Priorisierung als Gebot der Stunde
Die Grundstoffindustrien und ihre Produkte sind aus unserem Alltag nicht mehr wegzudenken. Sie leisten einen essenziellen Beitrag zur Sicherung von Wohlstand und Beschäftigung. Besonders die Papierindustrie spielt eine aktive Rolle im Transformationsprozess – auch in übergeordneten Bereichen wie der Energiewende. Dort kann durch ihre energiesystemische Struktur eine bedeutende Funktion innerhalb der Stromnetze übernehmen und zur Stabilität des Energiesystems beitragen.

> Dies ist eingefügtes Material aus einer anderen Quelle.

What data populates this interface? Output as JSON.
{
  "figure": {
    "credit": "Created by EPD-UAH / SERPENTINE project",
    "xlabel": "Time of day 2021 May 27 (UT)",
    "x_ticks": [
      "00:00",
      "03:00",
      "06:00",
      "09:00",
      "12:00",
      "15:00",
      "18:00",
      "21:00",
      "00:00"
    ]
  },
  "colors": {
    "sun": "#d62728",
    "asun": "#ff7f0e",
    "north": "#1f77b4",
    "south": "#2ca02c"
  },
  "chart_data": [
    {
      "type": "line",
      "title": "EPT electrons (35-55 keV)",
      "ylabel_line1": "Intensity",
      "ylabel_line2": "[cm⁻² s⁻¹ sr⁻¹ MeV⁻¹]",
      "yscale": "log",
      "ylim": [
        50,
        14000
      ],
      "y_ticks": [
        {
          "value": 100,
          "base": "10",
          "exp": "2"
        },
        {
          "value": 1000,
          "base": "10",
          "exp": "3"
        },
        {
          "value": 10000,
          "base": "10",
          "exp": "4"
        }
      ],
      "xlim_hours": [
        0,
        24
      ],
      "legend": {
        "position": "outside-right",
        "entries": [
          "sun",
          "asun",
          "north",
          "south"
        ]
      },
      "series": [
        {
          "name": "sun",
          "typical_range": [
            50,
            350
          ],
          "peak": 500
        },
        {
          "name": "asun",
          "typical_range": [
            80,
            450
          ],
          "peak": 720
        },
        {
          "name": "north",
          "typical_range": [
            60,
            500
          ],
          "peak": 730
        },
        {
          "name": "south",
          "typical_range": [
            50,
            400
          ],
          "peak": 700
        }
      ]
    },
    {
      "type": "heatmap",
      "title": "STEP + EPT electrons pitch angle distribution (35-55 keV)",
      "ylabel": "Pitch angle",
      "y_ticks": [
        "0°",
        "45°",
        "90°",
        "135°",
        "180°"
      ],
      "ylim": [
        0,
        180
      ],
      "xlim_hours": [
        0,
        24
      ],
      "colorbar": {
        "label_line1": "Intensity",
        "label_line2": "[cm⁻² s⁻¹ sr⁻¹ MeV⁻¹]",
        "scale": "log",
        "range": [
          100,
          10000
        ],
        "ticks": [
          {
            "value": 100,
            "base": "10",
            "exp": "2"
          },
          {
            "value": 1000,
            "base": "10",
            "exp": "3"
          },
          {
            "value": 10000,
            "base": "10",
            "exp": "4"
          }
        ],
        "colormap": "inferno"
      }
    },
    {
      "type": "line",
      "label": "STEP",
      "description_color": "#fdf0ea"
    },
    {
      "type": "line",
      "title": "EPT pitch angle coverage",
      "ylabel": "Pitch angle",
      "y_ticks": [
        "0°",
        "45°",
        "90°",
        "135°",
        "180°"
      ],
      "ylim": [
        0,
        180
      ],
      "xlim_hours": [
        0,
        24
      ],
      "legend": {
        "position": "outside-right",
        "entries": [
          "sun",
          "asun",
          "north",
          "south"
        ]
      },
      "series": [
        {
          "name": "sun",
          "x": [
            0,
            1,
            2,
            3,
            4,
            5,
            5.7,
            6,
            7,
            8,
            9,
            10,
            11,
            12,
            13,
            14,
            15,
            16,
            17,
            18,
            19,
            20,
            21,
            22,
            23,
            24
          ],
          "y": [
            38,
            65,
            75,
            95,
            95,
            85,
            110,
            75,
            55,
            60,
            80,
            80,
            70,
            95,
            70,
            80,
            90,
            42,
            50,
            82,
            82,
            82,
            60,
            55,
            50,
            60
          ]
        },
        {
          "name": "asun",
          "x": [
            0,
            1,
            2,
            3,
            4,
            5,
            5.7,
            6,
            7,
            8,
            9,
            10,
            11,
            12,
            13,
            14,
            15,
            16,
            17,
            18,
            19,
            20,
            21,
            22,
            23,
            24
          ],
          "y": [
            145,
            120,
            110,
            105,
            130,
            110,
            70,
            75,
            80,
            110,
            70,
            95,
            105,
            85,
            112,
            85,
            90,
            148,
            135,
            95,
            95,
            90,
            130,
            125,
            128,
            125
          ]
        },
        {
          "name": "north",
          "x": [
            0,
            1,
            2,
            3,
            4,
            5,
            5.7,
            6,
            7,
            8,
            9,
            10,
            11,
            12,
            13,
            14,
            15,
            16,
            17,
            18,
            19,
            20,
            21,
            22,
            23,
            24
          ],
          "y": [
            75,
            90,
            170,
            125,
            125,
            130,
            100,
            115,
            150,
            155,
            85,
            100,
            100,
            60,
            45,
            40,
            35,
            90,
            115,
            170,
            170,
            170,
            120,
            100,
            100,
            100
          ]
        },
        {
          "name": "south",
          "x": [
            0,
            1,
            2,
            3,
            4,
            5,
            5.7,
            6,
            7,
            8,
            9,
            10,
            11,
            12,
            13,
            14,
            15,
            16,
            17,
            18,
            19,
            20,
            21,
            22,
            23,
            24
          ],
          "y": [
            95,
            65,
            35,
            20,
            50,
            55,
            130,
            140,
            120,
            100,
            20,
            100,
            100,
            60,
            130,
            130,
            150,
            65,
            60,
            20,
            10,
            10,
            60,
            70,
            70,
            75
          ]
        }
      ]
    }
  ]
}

Jetzt ist die Politik gefordert, durch verlässliche und zukunftsorientierte Rahmenbedingungen die nötige Planungssicherheit zu schaffen. In den kommenden Monaten wird es daher entscheidend sein, dass die neue Koalition gezielt Maßnahmen identifiziert und priorisiert, die mit minimalem bürokratischem Aufwand eine maximale Entlastungswirkung entfalten. Dazu gehören unter anderem die Abschaffung der Gasspeicherumlage oder die Entfristung der Strompreisreduzierung.
Hans-Christoph Gallenkamp ist CEO des Spezialpapierherstellers Felix Schoeller und Präsident des Verbandes Die Papierindustrie.